L’Inde visée de plein fouet — et les iPhones aussi
Depuis deux ans, l’Inde est le deuxième plus grand acheteur de pétrole russe. Une situation qui ne plaît pas du tout à Washington. « Ils alimentent la machine de guerre russe. S’ils veulent continuer, très bien, mais ça ne me plaît pas », a lancé Trump lors d’un entretien télévisé.
Le message est clair : les produits indiens seront taxés à 100 % à leur arrivée sur le sol américain. Et les conséquences ne tarderont pas à se faire sentir dans les rayons.
Prenons un exemple très concret : les iPhones.
Apple a déjà commencé à déplacer une partie importante de sa production en Inde. Si les téléphones fabriqués là-bas sont touchés par cette taxe, leur prix pourrait doubler pour les consommateurs américains. Car ce sont bien les entreprises importatrices qui paient la taxe… mais elles la répercutent souvent sur les clients.
Aujourd’hui, les produits indiens subissent déjà une taxe de 25 %. Trump annonce qu’il est prêt à l’augmenter encore « très fortement ».
Du côté de New Delhi, on s’agace. Le gouvernement accuse les États-Unis d’appliquer une politique à deux vitesses, puisque Washington continue lui aussi d’acheter certains produits à la Russie, comme de l’engrais ou de l’uranium pour ses centrales nucléaires.

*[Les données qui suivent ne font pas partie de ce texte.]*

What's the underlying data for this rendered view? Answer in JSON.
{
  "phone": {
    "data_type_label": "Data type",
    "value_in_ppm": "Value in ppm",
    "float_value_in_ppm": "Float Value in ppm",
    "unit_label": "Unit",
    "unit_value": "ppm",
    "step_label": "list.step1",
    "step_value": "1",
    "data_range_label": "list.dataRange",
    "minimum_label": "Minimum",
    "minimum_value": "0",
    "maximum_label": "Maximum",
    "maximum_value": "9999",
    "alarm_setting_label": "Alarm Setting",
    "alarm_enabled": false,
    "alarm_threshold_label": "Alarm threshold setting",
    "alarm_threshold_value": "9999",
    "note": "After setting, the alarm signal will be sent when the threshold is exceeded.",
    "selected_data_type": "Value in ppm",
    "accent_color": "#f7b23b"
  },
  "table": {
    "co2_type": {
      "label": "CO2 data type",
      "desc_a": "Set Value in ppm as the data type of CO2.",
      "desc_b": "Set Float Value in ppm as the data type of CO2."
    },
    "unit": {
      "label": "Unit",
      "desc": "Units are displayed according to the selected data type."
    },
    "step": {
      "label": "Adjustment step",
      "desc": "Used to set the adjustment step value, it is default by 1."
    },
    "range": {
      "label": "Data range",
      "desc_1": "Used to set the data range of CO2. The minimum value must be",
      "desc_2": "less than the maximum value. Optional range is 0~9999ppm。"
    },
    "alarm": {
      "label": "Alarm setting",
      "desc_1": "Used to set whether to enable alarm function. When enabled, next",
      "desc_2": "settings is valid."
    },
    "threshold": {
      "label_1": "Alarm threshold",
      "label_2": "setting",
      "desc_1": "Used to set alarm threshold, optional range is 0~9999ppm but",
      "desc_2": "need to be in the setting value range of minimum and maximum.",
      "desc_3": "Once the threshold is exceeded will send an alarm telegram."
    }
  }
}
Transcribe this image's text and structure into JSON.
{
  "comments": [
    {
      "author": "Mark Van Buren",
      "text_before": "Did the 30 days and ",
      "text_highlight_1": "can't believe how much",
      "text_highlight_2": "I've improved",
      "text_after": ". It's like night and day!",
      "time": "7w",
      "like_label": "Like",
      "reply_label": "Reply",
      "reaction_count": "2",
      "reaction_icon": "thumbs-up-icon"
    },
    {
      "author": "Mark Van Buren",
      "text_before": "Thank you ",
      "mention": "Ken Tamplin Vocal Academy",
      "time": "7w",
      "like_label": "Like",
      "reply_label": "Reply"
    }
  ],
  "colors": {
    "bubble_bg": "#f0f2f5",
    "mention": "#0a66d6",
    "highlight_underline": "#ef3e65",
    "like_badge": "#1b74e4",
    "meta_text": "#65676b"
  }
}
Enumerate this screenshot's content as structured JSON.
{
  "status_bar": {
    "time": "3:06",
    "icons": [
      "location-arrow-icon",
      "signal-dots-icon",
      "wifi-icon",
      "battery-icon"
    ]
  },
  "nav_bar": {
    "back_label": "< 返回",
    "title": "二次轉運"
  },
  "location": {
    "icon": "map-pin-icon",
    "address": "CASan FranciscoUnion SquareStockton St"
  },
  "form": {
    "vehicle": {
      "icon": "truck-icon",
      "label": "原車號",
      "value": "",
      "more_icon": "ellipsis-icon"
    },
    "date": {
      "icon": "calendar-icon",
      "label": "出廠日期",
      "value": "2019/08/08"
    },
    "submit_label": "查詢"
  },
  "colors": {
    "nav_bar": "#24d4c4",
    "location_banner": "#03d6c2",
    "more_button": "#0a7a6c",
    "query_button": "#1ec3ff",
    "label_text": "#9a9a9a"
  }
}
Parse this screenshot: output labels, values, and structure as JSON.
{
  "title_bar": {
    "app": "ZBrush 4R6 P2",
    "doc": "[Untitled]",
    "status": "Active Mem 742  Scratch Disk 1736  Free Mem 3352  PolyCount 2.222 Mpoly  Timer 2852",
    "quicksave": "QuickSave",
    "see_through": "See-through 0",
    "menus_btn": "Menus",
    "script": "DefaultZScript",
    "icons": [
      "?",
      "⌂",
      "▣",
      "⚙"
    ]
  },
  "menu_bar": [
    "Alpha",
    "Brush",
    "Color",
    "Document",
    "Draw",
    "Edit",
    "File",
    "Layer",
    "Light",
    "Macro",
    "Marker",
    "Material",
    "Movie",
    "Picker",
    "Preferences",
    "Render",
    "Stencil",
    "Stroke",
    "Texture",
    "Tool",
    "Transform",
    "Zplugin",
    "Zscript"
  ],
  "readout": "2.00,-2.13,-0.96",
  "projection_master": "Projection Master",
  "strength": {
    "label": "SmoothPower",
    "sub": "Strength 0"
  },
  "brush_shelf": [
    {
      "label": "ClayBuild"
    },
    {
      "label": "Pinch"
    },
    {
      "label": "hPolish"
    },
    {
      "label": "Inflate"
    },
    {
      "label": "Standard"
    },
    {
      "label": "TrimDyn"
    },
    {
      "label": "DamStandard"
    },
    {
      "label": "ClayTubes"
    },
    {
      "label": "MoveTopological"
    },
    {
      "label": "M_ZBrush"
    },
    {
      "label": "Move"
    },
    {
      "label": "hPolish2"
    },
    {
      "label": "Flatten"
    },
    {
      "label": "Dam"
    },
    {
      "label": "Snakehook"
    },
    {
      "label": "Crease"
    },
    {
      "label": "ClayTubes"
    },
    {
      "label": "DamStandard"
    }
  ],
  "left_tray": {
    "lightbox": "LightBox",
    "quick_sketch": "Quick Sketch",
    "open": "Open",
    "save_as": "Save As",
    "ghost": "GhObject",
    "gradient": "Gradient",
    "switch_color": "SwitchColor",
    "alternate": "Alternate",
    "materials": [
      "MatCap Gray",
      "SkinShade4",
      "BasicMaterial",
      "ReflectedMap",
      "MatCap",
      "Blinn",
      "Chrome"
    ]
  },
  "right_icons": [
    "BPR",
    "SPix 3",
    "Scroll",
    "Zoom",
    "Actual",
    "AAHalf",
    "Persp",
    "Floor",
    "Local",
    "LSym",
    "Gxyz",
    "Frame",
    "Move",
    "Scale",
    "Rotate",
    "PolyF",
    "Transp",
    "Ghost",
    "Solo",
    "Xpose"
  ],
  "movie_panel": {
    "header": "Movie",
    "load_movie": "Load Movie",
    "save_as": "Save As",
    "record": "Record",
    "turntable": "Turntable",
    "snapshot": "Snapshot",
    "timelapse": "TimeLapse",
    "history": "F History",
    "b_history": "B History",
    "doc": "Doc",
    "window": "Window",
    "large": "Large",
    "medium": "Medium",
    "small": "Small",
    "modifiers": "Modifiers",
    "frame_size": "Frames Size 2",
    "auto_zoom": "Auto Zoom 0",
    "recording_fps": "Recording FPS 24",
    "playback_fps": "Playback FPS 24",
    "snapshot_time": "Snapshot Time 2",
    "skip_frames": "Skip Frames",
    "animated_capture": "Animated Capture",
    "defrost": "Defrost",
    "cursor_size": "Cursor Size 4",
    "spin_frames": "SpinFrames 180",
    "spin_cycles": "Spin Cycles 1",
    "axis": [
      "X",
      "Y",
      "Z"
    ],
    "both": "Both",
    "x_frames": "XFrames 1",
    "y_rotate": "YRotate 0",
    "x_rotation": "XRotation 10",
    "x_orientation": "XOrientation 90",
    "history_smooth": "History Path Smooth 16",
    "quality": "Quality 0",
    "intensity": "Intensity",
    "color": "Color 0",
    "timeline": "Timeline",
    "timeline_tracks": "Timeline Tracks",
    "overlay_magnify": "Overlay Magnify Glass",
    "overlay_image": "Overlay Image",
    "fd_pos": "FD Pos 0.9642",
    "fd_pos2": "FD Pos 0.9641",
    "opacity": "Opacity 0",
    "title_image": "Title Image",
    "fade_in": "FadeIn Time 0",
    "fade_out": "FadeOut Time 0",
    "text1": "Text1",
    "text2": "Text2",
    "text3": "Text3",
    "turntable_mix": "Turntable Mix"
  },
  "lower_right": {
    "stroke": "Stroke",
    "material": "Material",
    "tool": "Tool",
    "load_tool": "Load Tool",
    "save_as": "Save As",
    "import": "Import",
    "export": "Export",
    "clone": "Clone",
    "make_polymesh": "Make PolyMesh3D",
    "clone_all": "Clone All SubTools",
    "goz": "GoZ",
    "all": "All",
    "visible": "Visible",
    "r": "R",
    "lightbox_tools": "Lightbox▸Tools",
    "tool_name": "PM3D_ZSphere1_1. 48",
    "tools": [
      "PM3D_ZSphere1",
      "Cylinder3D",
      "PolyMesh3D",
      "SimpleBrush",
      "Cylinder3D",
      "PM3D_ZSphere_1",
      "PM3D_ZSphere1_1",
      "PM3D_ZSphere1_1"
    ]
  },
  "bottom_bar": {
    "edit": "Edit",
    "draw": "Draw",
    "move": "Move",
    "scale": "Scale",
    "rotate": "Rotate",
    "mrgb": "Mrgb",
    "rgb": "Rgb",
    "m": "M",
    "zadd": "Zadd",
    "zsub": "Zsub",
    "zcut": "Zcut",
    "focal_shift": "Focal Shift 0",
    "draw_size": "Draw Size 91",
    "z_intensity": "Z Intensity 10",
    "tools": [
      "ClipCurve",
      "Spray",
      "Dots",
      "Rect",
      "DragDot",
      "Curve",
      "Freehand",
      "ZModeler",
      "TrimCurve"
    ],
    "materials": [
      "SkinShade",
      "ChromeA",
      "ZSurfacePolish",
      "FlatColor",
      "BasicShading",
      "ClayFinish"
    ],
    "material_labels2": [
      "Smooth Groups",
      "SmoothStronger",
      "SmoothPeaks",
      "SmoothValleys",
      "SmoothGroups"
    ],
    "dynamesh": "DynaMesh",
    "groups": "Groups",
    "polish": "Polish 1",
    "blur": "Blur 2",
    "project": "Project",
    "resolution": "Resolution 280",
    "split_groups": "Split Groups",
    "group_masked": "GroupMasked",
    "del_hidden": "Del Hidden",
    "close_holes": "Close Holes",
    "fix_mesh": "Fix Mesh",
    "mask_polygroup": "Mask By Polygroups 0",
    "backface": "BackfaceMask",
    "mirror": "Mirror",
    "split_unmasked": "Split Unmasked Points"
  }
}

La Chine pourrait-elle rester en dehors ? Peu probable
La Chine est aujourd’hui le plus gros acheteur de pétrole russe. Mais ce pays représente un partenaire économique bien plus complexe pour les États-Unis.
Imposer à Pékin des sanctions secondaires serait beaucoup plus risqué. Les échanges commerciaux entre la Chine et les États-Unis sont gigantesques : cinq fois plus importants qu’avec l’Inde. Et une grande partie des produits importés sont des biens de consommation — jouets, vêtements, appareils électroniques.
Simon Evenett, professeur à l’école de commerce IMD, explique que ce genre de stratégie a peu de chances de convaincre Pékin :
« Il faudrait un argument très fort pour éloigner la Chine de la Russie, surtout quand on voit à quel point les deux dirigeants sont proches. »
Trump a déjà essayé d’imposer des tarifs douaniers massifs à la Chine lors de son précédent mandat. Cela a causé une chute brutale des échanges commerciaux… sans réel impact politique.
Une nouvelle confrontation commerciale va aussi relancer l’inflation aux États-Unis, et compliquer encore davantage la situation économique chinoise, déjà en difficulté.
L’Europe et la Turquie dans la ligne de mire
Même si l’Europe a beaucoup réduit ses achats à la Russie depuis 2022, certains flux subsistent. Le gaz et certains produits énergétiques continuent de circuler, dans des proportions réduites.
La présidente de la Commission européenne, Ursula von der Leyen, a déclaré en juin vouloir mettre fin à toute importation d’ici 2027, mais ce n’est pas encore fait.
Or, l’Union européenne reste le premier partenaire commercial des États-Unis. Un système de tarifs croisés est déjà en place, avec une taxe de 15 % sur la plupart des exportations européennes vers les USA.
Mais si Trump applique ses nouvelles sanctions secondaires, cette taxe pourrait grimper à 100 % pour certains produits, si les pays concernés achètent encore de l’énergie à la Russie.
Les exportations européennes les plus touchées seraient celles liées aux médicaments et aux machines industrielles, des produits difficilement remplaçables. Si les Américains doivent continuer à les acheter malgré les taxes, ce seront eux qui paieront la différence.